Hearts Touched with Fire: How Great Leaders Are Made

David Gergen, Public Service Professor of Public Leadership

Cover of the book Hearts Touched with Fire

DAVID GERGEN has famously advised presidents across four administrations and both parties, from Nixon to Clinton; he has been a leading commentator, in print and on television, for close to four decades; and he founded and led the Center for Public Leadership at the Kennedy School. Now 80, Gergen uses Hearts Touched with Fire, his latest book, to launch an appeal to future generations to aspire to, as he says in his dedication, “future lives of service and leadership.” He also reaches back into his own vast experience, as both a practitioner and a scholar, and into that of other leaders, past and present, to provide a manual. “Let’s be clear,” Gergen writes, “much of our future now rests upon an infusion of fresh blood into our civic life. We need talented, new leaders who are looking for paths forward, not obsessing over past differences.” That doesn’t mean he urges that the past, its leaders and lessons, be swept aside. The book’s title is taken from a speech by Oliver Wendell Holmes: “Through our great good fortune, in our youth, our hearts were touched with fire. It was given to us to learn at the outset that life is a profound and passionate thing.” Nevertheless, Gergen’s focus is forward, toward a leadership unmoored from traditional ideas of position and hierarchy. He looks at individuals who have revolutionized leadership in recent years, from the MeToo founder Tarana Burke to the climate activist Greta Thunberg to the Parkland High School students who started a gun-control movement. And he urges a new generation to take up that torch.

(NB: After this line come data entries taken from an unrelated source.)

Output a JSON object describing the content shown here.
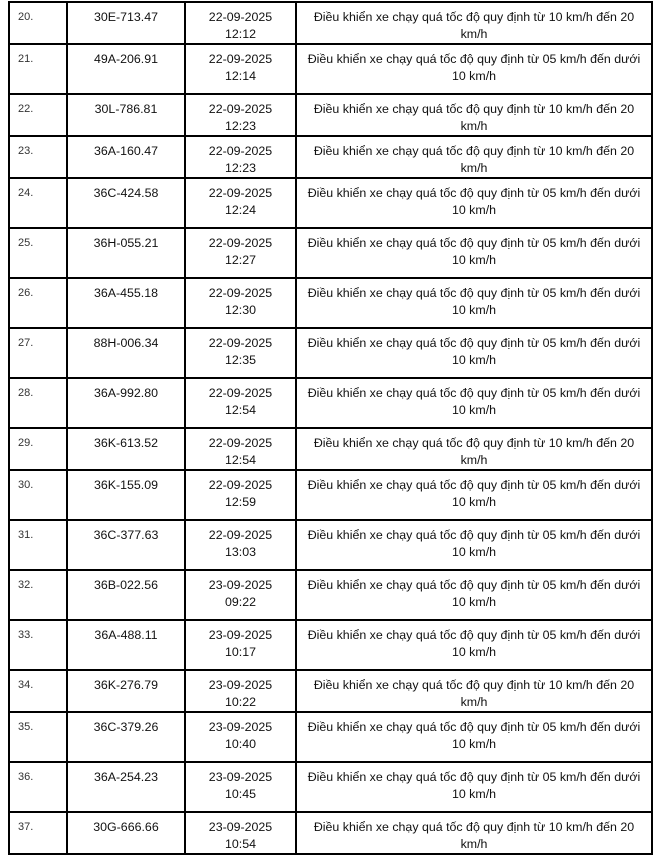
{
  "rows": [
    {
      "no": "20.",
      "plate": "30E-713.47",
      "time": "22-09-2025 12:12",
      "violation": "Điều khiển xe chạy quá tốc độ quy định từ 10 km/h đến 20 km/h"
    },
    {
      "no": "21.",
      "plate": "49A-206.91",
      "time": "22-09-2025 12:14",
      "violation": "Điều khiển xe chạy quá tốc độ quy định từ 05 km/h đến dưới 10 km/h"
    },
    {
      "no": "22.",
      "plate": "30L-786.81",
      "time": "22-09-2025 12:23",
      "violation": "Điều khiển xe chạy quá tốc độ quy định từ 10 km/h đến 20 km/h"
    },
    {
      "no": "23.",
      "plate": "36A-160.47",
      "time": "22-09-2025 12:23",
      "violation": "Điều khiển xe chạy quá tốc độ quy định từ 10 km/h đến 20 km/h"
    },
    {
      "no": "24.",
      "plate": "36C-424.58",
      "time": "22-09-2025 12:24",
      "violation": "Điều khiển xe chạy quá tốc độ quy định từ 05 km/h đến dưới 10 km/h"
    },
    {
      "no": "25.",
      "plate": "36H-055.21",
      "time": "22-09-2025 12:27",
      "violation": "Điều khiển xe chạy quá tốc độ quy định từ 05 km/h đến dưới 10 km/h"
    },
    {
      "no": "26.",
      "plate": "36A-455.18",
      "time": "22-09-2025 12:30",
      "violation": "Điều khiển xe chạy quá tốc độ quy định từ 05 km/h đến dưới 10 km/h"
    },
    {
      "no": "27.",
      "plate": "88H-006.34",
      "time": "22-09-2025 12:35",
      "violation": "Điều khiển xe chạy quá tốc độ quy định từ 05 km/h đến dưới 10 km/h"
    },
    {
      "no": "28.",
      "plate": "36A-992.80",
      "time": "22-09-2025 12:54",
      "violation": "Điều khiển xe chạy quá tốc độ quy định từ 05 km/h đến dưới 10 km/h"
    },
    {
      "no": "29.",
      "plate": "36K-613.52",
      "time": "22-09-2025 12:54",
      "violation": "Điều khiển xe chạy quá tốc độ quy định từ 10 km/h đến 20 km/h"
    },
    {
      "no": "30.",
      "plate": "36K-155.09",
      "time": "22-09-2025 12:59",
      "violation": "Điều khiển xe chạy quá tốc độ quy định từ 05 km/h đến dưới 10 km/h"
    },
    {
      "no": "31.",
      "plate": "36C-377.63",
      "time": "22-09-2025 13:03",
      "violation": "Điều khiển xe chạy quá tốc độ quy định từ 05 km/h đến dưới 10 km/h"
    },
    {
      "no": "32.",
      "plate": "36B-022.56",
      "time": "23-09-2025 09:22",
      "violation": "Điều khiển xe chạy quá tốc độ quy định từ 05 km/h đến dưới 10 km/h"
    },
    {
      "no": "33.",
      "plate": "36A-488.11",
      "time": "23-09-2025 10:17",
      "violation": "Điều khiển xe chạy quá tốc độ quy định từ 05 km/h đến dưới 10 km/h"
    },
    {
      "no": "34.",
      "plate": "36K-276.79",
      "time": "23-09-2025 10:22",
      "violation": "Điều khiển xe chạy quá tốc độ quy định từ 10 km/h đến 20 km/h"
    },
    {
      "no": "35.",
      "plate": "36C-379.26",
      "time": "23-09-2025 10:40",
      "violation": "Điều khiển xe chạy quá tốc độ quy định từ 05 km/h đến dưới 10 km/h"
    },
    {
      "no": "36.",
      "plate": "36A-254.23",
      "time": "23-09-2025 10:45",
      "violation": "Điều khiển xe chạy quá tốc độ quy định từ 05 km/h đến dưới 10 km/h"
    },
    {
      "no": "37.",
      "plate": "30G-666.66",
      "time": "23-09-2025 10:54",
      "violation": "Điều khiển xe chạy quá tốc độ quy định từ 10 km/h đến 20 km/h"
    }
  ]
}
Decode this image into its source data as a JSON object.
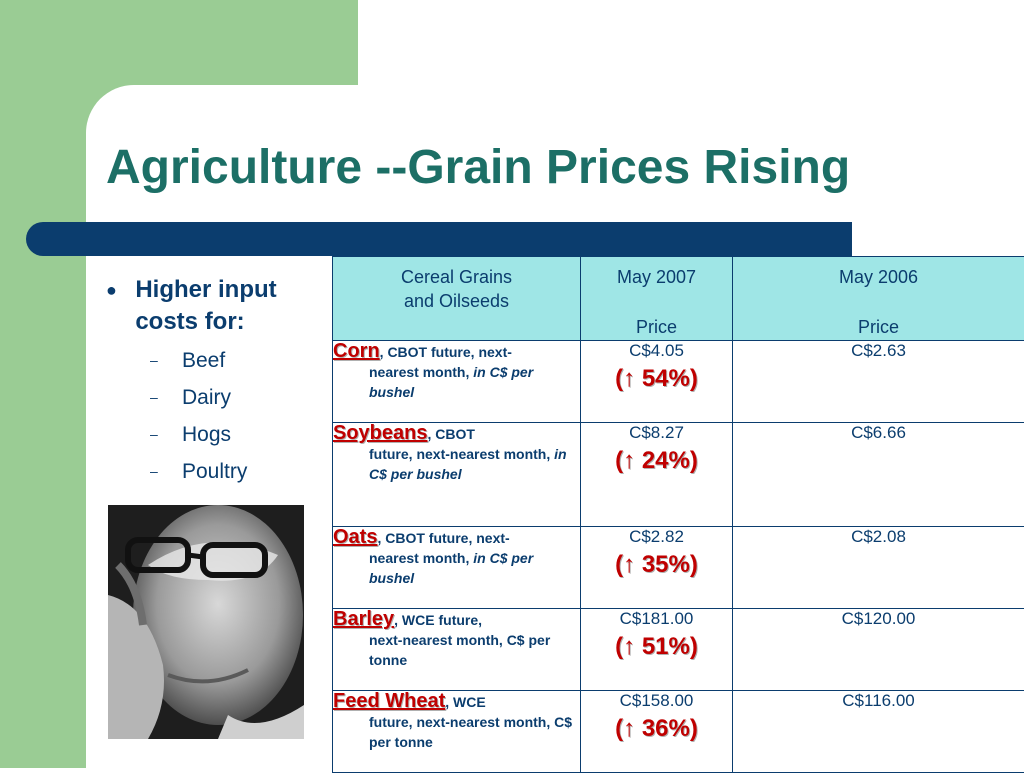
{
  "slide": {
    "title": "Agriculture --Grain Prices Rising",
    "accent_color": "#1c6f66",
    "bar_color": "#0b3d6e",
    "green_color": "#9acc94"
  },
  "bullets": {
    "main": "Higher input costs for:",
    "items": [
      "Beef",
      "Dairy",
      "Hogs",
      "Poultry"
    ]
  },
  "table": {
    "headers": {
      "col1_line1": "Cereal Grains",
      "col1_line2": "and Oilseeds",
      "col2_title": "May 2007",
      "col2_sub": "Price",
      "col3_title": "May 2006",
      "col3_sub": "Price"
    },
    "rows": [
      {
        "name": "Corn",
        "desc_a": ", CBOT future, next-",
        "desc_b": "nearest month, ",
        "unit": "in C$ per bushel",
        "price_2007": "C$4.05",
        "change": "(↑ 54%)",
        "price_2006": "C$2.63"
      },
      {
        "name": "Soybeans",
        "desc_a": ", CBOT",
        "desc_b": "future, next-nearest month, ",
        "unit": "in C$ per bushel",
        "price_2007": "C$8.27",
        "change": "(↑ 24%)",
        "price_2006": "C$6.66"
      },
      {
        "name": "Oats",
        "desc_a": ", CBOT future, next-",
        "desc_b": "nearest month, ",
        "unit": "in C$ per bushel",
        "price_2007": "C$2.82",
        "change": "(↑ 35%)",
        "price_2006": "C$2.08"
      },
      {
        "name": "Barley",
        "desc_a": ", WCE future,",
        "desc_b": "next-nearest month, C$ per tonne",
        "unit": "",
        "price_2007": "C$181.00",
        "change": "(↑ 51%)",
        "price_2006": "C$120.00"
      },
      {
        "name": "Feed Wheat",
        "desc_a": ", WCE",
        "desc_b": "future, next-nearest month, C$ per tonne",
        "unit": "",
        "price_2007": "C$158.00",
        "change": "(↑ 36%)",
        "price_2006": "C$116.00"
      }
    ]
  }
}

In Praise of Skepticism: Trust but Verify

Pippa Norris, Paul F. McGuire Lecturer in Comparative Politics

Cover of the book In Praise of Skepticism

THE COMPARATIVE POLITICAL SCIENTIST and Kennedy School faculty member Pippa Norris has for many years examined the role of trust in politics. Her newest book, from Oxford University Press, reexamines the concepts and evidence of trust and trustworthiness. Norris argues that although trust is conventionally seen as a healthy and positive quality in societies, blind trust can have terrible consequences. Just think of the effects of the anti-vax movement during the COVID-19 pandemic or the influence of the QAnon conspiracy theory on the Big Lie about electoral fraud. Drawing on data from the European Values Survey and the World Values Survey—pooling interviews with more than 650,000 respondents in more than 100 societies over four decades—Norris examines whether people view political authorities as trustworthy or untrustworthy, whether those beliefs are backed up by government performance (reflected by evidence of competence, integrity, and impartiality), and what the consequences are. She investigates the risks of both cynical beliefs (underestimating performance) and credulous faith (overestimating performance). Ultimately, Norris finds that open societies, legacy cultural values, and cognitive skills affect how accurately people assess the trustworthiness of political authorities. “We should cautiously trust but verify,” she observes. “Unfortunately, our assessments of risks are commonly flawed.”